I pulled in to a Forest Service visitor’s center at the entry to the Talimena parkway around 6pm. The center had just closed and the ranger’s vehicles rolled slowly past me as I photographed my bike by the sign.
With only 50 miles to go before reaching my destination for the night, I felt relaxed enough to stop at many of the vista points and historical exhibits along the parkway. Originally built by the Civilian Conservation Corps (CCC) in the 1930s and officially designated in 1989, the parkway winds through the western Ouachita Mountains, ancient home of the Caddo and more recently the Choctaw Indians.
The scenery strongly reminded me of my recent ride along the Blue Ridge Parkway. There were few fences to interrupt the vistas and divide up the land. Where local roads intersected the parkway, it crossed serenely over them and used discreet signs to direct travelers to the exits.
As the sun sank farther to the west, dark clouds began to move in over the high elevations. A few stray drops of rain had me worried that my luck had run out. I decided that I’d had enough dallying and settled into my seat to try to outrun the possibility of a storm.

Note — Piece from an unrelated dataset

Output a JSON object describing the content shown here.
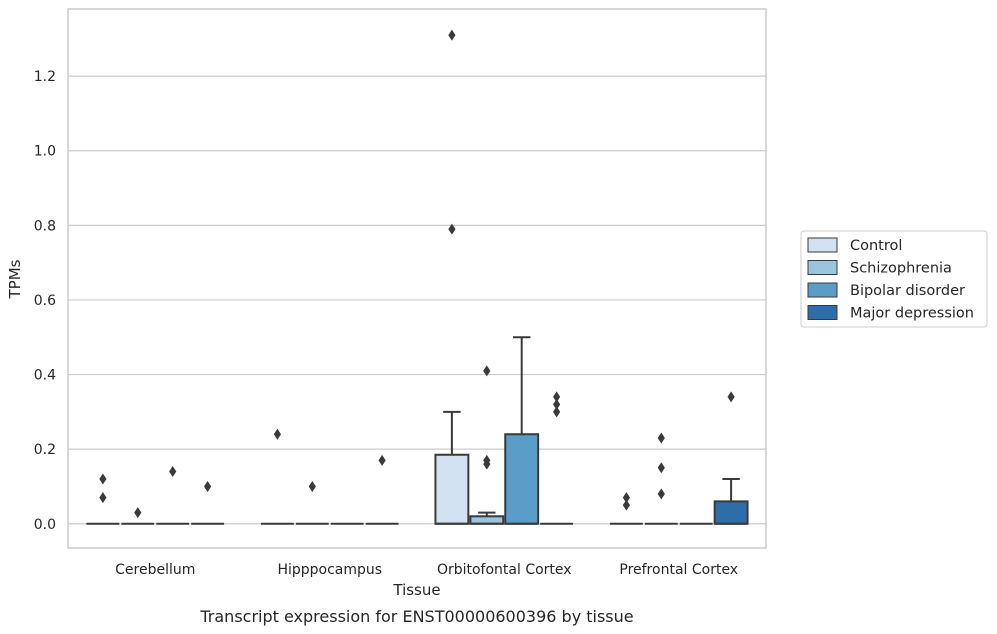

Crossing into Arkansas, I passed a hot rod show being held at the famed Queen Wilhelmina Lodge. I briefly considered stopping at the lodge for dinner, but decided instead to enjoy the curves (and be safely parked at my motel) before dark.
Traffic picked up as I headed into Mena. I’d say the twistiest part of the parkway was between Queen Wilhelmina state park and Mena, but several slow-moving show cars put a damper on my fun.
I had an unspectacular dinner within walking distance of my motel before settling into my room for the night. According to the TV Guide channel, Law & Order, SVU was on, but it was about 2 channels above the limit on my room’s small TV. (Bluepoof, I tried!) Instead I settled for surfing between CNN and The Weather Channel, which had me seriously dismayed with a forecast of 80% chance of rain and thunderstorms in Mena on Sunday.